France, UK Call for Stricter Commercial Spyware Rules

The governments of France and the United Kingdom called for global limits on commercial spyware, warning that unchecked growth of the industry can threaten global internet security.

See Also: Live Webinar | Generative AI: Myths, Realities and Practical Use Cases

The two nations are part of a multistakeholder working group set up in the wake of cases tied to the commercial spyware application Pegasus. Other members of the group include Microsoft and the United Nations Office for Disarmament Affairs.

In a joint statement released last Wednesday at the Paris Peace Forum, the group urged governments and other stakeholders to prioritize curbing spyware growth.

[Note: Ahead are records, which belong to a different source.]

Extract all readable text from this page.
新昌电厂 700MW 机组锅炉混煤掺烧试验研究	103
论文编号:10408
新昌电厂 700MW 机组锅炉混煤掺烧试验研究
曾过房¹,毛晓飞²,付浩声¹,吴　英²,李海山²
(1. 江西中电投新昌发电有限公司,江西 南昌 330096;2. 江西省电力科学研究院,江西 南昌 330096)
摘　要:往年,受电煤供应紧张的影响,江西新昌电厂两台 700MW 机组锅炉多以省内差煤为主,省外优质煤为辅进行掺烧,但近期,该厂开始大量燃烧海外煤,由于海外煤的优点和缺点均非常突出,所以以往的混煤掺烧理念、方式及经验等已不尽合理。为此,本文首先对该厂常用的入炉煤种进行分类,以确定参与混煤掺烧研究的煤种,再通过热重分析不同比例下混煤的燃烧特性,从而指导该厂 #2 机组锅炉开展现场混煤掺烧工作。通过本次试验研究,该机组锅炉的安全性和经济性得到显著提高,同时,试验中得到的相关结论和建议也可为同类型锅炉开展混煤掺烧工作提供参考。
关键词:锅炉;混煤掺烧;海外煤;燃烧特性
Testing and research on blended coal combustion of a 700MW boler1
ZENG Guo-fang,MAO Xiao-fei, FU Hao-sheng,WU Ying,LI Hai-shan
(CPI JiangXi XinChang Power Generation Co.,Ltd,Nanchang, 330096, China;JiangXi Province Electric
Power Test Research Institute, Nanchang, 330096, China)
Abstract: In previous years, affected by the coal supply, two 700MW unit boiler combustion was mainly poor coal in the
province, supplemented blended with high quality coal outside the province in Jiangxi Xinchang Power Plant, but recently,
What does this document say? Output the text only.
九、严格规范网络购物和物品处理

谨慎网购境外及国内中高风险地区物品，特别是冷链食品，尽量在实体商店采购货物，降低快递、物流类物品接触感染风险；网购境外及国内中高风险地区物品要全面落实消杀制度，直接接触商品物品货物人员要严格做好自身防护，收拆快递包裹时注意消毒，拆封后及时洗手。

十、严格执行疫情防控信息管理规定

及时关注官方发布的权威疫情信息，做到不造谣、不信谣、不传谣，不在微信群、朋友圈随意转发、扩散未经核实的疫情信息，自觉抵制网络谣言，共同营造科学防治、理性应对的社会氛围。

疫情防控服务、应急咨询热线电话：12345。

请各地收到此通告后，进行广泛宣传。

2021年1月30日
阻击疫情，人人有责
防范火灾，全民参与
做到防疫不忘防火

“Without strict boundaries, the unchecked growth of the cyber mercenary market and irresponsible use of these capabilities, including commercial spyware, will lead to significant harm and systemic instability in cyberspace,” the group said.

Concerns about the use of the Israeli-NSO Group’s Pegasus and other commercial spyware increased significantly in 2021 after an investigation by a consortium of global media revealed the tool had been used to target 50,000 victims across the world (see: Pegasus Spyware: World Leaders Demand Israeli Probe).

These included several high-profile victims including French President Emmanuel Macron, several ministers in his cabinet and other prominent European leaders as well as journalists investigating corruption cases across 24 nations.

The media findings prompted the European Parliament to launch an inquiry that concluded its probe in May. The committee called on European countries to cease exporting commercial spyware unless they meet conditions such as conforming with export controls (see: PEGA Committee Calls for Limits on Commercial Spyware).

In the United States, the Biden administration placed Pegasus developer NSO Group on an export blacklist.

The working group also recommended a number of measures to prevent the potentially dangerous growth of the technology. They include developing clear guidelines on the use of spyware by governments, imposing a ban on exports to end users likely to misuse the technology, and putting in place a moratorium on spyware use by nonstate actors.

The group called on tech companies to adopt measures to enhance cybersecurity defenses. These include increased collaboration with security researchers to responsibly disclose and mitigate vulnerabilities and develop evidence-based insight into the workings of the cyber mercenary market.

The working group said it will reconvene in the 2024 Paris Peace Forum to track the progress of its recommendations.